I Don't Want to Sleep Alone – (Taïwan/France/Autriche – 1h58) de Tsai Ming-liang avec Lee Kang-sheng, Chen Shi-zheng…
A ceux qui pensait que Tarantino et son épisode 80’s de Sheriff, fait moi peur était un sommet de maîtrise rythmique et de gestion du temps, je promets des lendemains difficiles : évitez d’aller au cinéma…
Ohé ? Y a quelqu’un ?
A ceux qui pensait que Tarantino et son épisode 80’s de Sheriff, fait moi peur était un sommet de maîtrise rythmique et de gestion du temps, je promets des lendemains difficiles : évitez d’aller au cinéma de nos jours car vous risquez de prendre une claque. Hors du petit écran, en effet, les barrières de genres se sont finalement effondrées pour qu’enfin libéré, le septième art rattrape son siècle de retard et finisse par en devenir un. Ainsi, l’unique possibilité « art et essais », qui rassemblait latinos naïfs — chiants — et pellicules grises polono-russes, se fait aujourd’hui exploser par la multitude d’offres mondiales : ambiance, scotchage, expérience, métaphore, contemplation, psycho-géographie, étirement jusqu’à l’éternité… Bref, plus besoin de drogue.
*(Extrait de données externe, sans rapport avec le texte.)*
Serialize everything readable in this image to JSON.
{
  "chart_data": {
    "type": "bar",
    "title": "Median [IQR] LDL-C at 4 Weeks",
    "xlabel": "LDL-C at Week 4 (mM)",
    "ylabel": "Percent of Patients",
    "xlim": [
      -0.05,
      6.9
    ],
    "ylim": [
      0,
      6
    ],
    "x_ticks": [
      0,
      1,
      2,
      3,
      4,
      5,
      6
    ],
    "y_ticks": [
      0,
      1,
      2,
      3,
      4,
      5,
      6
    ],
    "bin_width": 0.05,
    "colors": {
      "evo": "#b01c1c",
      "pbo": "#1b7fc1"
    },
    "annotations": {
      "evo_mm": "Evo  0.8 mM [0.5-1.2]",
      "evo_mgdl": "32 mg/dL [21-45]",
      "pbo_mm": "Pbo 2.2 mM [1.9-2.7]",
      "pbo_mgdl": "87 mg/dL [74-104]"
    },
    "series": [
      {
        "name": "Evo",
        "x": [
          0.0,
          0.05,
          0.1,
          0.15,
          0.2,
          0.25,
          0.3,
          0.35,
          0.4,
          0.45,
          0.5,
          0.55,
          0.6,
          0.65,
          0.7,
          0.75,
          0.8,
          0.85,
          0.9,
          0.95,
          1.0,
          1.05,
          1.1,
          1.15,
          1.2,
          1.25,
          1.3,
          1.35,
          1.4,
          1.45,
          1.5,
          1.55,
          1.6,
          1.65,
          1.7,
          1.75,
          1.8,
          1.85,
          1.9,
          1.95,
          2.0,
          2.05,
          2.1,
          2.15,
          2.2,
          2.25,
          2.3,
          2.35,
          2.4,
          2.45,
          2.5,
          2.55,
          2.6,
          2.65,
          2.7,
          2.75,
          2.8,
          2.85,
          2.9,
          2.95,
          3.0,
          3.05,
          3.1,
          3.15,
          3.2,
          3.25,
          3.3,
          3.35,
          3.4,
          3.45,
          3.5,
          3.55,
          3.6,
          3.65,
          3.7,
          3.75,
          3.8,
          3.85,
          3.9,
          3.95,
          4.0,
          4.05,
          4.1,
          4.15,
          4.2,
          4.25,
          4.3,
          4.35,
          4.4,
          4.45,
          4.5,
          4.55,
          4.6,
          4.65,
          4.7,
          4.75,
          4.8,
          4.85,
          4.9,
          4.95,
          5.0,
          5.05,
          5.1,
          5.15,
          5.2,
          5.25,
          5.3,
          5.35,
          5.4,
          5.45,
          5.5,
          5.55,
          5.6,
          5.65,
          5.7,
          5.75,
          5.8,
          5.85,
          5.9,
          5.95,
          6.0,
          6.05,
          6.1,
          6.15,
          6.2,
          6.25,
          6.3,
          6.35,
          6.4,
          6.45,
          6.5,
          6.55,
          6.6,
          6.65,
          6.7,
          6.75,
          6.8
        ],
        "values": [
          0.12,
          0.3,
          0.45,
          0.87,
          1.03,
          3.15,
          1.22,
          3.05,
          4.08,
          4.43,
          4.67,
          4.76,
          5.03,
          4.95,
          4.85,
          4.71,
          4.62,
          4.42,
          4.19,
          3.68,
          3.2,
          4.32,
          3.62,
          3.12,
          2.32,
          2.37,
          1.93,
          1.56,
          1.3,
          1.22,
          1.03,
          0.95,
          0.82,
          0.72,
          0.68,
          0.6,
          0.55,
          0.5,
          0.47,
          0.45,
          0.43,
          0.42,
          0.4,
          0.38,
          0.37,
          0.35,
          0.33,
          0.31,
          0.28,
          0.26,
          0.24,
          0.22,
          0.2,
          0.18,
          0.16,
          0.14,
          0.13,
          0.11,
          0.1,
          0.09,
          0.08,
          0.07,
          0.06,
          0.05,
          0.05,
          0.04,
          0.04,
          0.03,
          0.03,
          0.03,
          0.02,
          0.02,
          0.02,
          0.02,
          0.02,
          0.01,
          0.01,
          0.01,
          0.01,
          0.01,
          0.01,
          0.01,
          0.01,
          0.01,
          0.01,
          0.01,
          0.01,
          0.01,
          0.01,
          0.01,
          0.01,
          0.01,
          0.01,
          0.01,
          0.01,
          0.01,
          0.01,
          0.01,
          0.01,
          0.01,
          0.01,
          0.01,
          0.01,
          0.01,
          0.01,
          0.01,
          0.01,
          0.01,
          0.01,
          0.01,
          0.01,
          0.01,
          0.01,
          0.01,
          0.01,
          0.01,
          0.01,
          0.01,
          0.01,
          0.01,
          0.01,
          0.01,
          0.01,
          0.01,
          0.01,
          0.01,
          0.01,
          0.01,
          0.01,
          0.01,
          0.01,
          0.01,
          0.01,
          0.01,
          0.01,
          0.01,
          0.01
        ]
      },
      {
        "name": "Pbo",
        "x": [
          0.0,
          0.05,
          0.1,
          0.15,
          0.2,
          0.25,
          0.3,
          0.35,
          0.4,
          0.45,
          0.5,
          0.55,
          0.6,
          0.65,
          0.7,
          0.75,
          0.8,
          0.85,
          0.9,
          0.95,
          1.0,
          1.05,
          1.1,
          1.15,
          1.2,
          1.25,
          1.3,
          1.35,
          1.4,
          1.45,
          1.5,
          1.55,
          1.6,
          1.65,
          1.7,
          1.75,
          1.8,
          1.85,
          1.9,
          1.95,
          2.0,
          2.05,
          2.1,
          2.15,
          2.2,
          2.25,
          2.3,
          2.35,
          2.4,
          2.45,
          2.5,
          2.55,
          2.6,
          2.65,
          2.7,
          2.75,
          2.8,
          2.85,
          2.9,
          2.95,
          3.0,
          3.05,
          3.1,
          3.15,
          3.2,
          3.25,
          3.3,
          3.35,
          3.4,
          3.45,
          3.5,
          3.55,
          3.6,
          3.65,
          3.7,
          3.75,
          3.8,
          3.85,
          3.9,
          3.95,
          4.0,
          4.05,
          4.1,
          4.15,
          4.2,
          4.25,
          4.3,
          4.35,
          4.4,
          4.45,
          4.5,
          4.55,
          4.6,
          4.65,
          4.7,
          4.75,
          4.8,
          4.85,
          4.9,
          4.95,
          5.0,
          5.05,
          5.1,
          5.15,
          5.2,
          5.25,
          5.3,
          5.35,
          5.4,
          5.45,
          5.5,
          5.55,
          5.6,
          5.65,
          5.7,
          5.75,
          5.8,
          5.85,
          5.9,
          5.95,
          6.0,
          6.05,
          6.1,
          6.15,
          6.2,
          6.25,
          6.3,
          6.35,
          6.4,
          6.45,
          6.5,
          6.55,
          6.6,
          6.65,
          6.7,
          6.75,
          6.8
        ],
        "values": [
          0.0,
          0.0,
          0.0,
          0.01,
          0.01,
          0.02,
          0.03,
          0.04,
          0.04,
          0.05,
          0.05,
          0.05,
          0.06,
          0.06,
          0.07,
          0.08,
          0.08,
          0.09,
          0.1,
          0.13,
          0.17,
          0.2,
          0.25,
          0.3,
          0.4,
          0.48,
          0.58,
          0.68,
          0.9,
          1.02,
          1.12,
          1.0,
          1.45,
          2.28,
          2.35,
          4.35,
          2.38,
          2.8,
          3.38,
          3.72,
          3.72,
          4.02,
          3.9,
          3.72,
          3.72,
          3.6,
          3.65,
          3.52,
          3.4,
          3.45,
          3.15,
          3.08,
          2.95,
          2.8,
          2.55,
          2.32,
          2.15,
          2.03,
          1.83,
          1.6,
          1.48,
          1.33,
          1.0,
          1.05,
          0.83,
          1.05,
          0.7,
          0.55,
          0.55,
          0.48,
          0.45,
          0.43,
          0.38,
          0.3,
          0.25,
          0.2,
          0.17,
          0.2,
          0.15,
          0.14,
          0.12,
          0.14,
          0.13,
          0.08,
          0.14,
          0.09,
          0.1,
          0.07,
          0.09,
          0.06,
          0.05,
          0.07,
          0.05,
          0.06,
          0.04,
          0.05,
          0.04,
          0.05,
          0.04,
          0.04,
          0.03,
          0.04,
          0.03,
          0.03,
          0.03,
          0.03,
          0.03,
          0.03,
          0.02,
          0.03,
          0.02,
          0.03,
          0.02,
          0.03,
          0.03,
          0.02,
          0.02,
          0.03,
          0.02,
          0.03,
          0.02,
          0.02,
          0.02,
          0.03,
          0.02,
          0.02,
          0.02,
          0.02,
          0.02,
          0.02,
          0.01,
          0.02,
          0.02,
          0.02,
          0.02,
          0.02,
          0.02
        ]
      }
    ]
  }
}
De Santiago du Chili à Oulan-Bator, pas une semaine sans que sorte un OVNI mettant à mal tout Français — très — tenté par la question « Alors, c’était bien ou c’était nul ? ». Réponse : « Ben… ». Exemple : c’est dimanche, il fait pas beau et, histoire de croiser le regard de la guichetière, je vais voir le seul film de 22 heures — dans lequel ne joue pas Louis Garrel. Réalisateur : inconnu. Nationalité : inconnue. Acteurs : inconnus. Action : inconnue. Propos : inconnu. Avis après le film : inconnu. Même entre eux, les protagonistes ne se connaissent pas et ne parlent pas la même langue, ce qui limite rapidement la communication. Le tout, dans un décor urbain de première catégorie : un chantier inondé, une ville asiatique nocturne où le niveau de vie flirte avec « pas grand-chose », un resto/appart où siège une famille que l’on constate dé-com-po-sée. Dans une nuit de néons ou à l’ombre bleue du béton, quelques habitants sauvages s’approchent, s’effarouchent, se fâchent, mais ne se touchent pas. Seul, le blessé ou le catatonique de la famille ne peut fuir le contact, offrant ainsi son corps aux palpations silencieuses qui font offices d’ersatz de rapport humain. On subit, incapable, le rythme de la convalescence, de la chaleur, de la vieillesse, définitivement tourné sur soi et sans une pensée pour un évènement possible. Jamais ne s’arrêtent les attirances, aimantées mais toujours teigneuses, d’humains en errance que seul l’espoir de la compagnie pousse à se renifler le derrière et, un instant, être moins seul. Bref, la belle vie. Seule évidence en sortant : trouver quelqu’un.